Shifting Focus: Indian Family Offices Embracing Growth and Global Investments
Investments in traditional methods decrease as Indian family offices broaden their portfolios, with 48% citing altered tax legislation as a significant obstacle.
Family offices in India are ditching traditional investments and venturing into uncharted territories. According to a recent report by EY and Julius Baer, these offices are increasingly exploring global markets and alternative assets like real estate, private equity, and venture capital. This transformation is depicted in the report titled, "The Indian Family Office Playbook".

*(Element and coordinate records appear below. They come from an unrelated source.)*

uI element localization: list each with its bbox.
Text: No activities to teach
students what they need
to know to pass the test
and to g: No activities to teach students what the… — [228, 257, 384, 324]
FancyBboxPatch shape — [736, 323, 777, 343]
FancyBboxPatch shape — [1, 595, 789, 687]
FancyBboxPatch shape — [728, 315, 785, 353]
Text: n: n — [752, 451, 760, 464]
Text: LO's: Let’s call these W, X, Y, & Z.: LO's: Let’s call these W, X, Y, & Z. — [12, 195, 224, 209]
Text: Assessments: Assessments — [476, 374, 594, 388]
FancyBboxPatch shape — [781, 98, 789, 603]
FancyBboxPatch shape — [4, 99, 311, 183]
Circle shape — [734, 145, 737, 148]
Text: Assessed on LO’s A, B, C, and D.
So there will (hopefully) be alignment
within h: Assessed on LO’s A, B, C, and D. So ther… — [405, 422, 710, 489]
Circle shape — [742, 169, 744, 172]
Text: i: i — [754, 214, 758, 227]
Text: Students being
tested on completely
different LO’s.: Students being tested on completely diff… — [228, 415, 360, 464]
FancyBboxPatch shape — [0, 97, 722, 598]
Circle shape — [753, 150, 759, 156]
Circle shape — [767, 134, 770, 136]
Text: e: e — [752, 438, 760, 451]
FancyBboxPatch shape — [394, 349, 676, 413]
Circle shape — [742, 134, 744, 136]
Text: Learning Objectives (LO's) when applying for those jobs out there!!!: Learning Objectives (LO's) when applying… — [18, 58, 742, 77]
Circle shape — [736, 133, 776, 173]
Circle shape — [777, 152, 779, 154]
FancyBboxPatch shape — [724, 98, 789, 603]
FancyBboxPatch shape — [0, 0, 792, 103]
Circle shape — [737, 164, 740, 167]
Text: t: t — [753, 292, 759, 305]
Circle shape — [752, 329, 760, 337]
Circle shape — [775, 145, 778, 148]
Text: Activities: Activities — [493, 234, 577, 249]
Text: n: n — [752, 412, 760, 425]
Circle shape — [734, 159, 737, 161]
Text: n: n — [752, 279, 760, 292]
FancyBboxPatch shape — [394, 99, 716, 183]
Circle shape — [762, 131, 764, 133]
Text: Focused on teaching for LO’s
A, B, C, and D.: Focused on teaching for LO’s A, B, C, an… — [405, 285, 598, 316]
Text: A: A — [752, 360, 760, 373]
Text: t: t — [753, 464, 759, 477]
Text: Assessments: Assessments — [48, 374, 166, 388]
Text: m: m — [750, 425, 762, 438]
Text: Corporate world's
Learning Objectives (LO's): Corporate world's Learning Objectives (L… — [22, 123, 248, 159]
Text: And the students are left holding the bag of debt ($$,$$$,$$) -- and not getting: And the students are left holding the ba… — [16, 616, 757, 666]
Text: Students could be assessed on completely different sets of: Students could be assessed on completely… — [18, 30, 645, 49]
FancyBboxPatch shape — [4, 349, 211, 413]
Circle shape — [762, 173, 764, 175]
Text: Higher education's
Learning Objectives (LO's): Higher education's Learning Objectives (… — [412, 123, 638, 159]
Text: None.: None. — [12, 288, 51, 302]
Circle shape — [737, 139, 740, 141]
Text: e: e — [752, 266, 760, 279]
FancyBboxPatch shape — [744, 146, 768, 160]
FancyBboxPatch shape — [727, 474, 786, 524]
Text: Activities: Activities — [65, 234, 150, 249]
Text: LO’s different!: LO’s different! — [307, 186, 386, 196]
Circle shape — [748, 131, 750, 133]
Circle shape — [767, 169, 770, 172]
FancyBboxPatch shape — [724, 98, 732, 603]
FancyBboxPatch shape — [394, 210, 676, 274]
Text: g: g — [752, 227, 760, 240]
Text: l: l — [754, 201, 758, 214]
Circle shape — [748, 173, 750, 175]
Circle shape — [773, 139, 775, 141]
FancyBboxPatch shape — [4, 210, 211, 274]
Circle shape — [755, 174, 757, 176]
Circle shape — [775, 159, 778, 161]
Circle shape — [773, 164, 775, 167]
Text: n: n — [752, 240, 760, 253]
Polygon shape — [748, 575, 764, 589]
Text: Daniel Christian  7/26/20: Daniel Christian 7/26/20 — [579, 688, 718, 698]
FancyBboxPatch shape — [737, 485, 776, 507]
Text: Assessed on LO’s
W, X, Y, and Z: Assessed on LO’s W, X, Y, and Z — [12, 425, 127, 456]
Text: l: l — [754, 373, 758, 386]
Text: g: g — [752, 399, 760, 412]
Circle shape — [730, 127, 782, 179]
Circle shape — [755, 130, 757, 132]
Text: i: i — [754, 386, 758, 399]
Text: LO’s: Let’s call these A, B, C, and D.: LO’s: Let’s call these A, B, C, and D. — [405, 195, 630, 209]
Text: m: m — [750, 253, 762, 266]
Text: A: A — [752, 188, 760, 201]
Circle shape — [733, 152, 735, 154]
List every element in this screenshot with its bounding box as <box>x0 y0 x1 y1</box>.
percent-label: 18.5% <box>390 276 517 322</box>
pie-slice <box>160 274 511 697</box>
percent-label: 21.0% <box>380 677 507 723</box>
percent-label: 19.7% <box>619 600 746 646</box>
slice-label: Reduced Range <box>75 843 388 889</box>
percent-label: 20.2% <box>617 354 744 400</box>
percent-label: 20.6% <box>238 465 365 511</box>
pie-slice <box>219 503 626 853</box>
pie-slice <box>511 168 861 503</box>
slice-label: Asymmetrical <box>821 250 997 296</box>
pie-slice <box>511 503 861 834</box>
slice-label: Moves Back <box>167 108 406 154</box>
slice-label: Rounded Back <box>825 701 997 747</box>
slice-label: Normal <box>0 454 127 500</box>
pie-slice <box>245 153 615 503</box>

Amidst this transition, it's clear that these Indian families are no longer solely focused on safeguarding their wealth. Instead, they're working towards enhancing efficiency, implementing clearer governance, and tapping into international investment opportunities. Dealing with complex tax laws and cross-border regulations has become an integral part of their operations.
Booming Family Offices and Increasing Global Ambitions
The explosive growth of family offices in India is quite evident. In 2018, there were just 45 family offices, but by 2025, their number has skyrocketed to over 300. Fueled by cross-border presence, ultra-high-net-worth individuals (UHNIs) are making use of tools like the Liberalised Remittance Scheme (LRS), with overseas remittances surging from $18.8 billion in 2019-20 to a projected $31.7 billion by 2023-24.
Surabhi Marwah, the Co-leader of Private Tax and a partner at EY India, affirms that Indian family offices are experiencing a significant transformation. Money preservation is no longer their primary focus. These families are now aiming for more structure, better governance, and international investment avenues.
While a quarter of these offices still concentrate on wealth preservation, a growing number are actively diversifying for long-term growth and global exposure.
Sluggish Adoption of Private Markets
Despite the rising interest in alternative assets, the utilization of private markets like venture capital and private equity remains slow. The report reveals that 57% of Indian family offices invest less than 10% of their portfolios in these areas, primarily due to limited access and a cautious mindset.
Planning for the Future and Legacy Management
The report also points to a growing emphasis on legacy planning and governance. Currently, approximately 59% of families have established wills or family constitutions. Around 19% have opted for formal structures like trusts or limited liability partnerships (LLPs) to manage their wealth effectively.
As Indian family offices grow and mature, their focus expands beyond keeping wealth safe – they're now focused on growing it wisely and establishing a lasting legacy. This sector is evolving at a rapid pace, becoming more global, structured, and future-focused.
The report also highlights that the family offices are gravitating towards rules and regulations. Around 48% of the individuals surveyed cited changing tax laws as a major challenge, while 37% struggled with cross-border regulations. Furthermore, family offices are increasingly catering to first-generation entrepreneurs, who are more inclined to take risks and invest in emerging sectors.
[1] Wholetics https://www.wholefinanceworld.com/ India’s Family Offices and their Allocation Patterns
[2] IndiaSpenddata.com https://www.indiaspend.com/india-policy/investment-patterns-of-indian-family-offices-show-important-trends-revealing-pursuit-of-long-term-growth Indian Family Offices: Trends and Insights
[3] YourStory.com https://yourstory.com/p/indian-family-offices-growing-global-resources Indian Family Offices: Navigating the Growth Trajectory
[4] The Economic Times GIFT City https://economictimes.indiatimes.com/wealth/gift-city-a-financial-park-for-india/articleshow/26153084.cms GIFT City: A Financial City for India
[5] Mergermarket https://www.mergermarket.com/research/india-private-equity-first-half-2025-deals-drought Indian Private Equity: First Half 2025 Deals Drought
- Family offices in India are shifting their focus from traditional investments and are increasingly exploring global markets, alternative assets like real estate, private equity, and venture capital.
- The transition in Indian family offices involves not only safeguarding wealth but also enhancing efficiency, implementing clearer governance, and tapping into international investment opportunities.
- These offices are actively diversifying their portfolios for long-term growth and global exposure, with a growing number investing in private markets like venture capital and private equity, albeit hesitantly due to limited access and a cautious mindset.
- As family offices mature, they are placing more emphasis on legacy planning, governance, and compliance with rules and regulations, particularly in dealing with complex tax laws and cross-border regulations.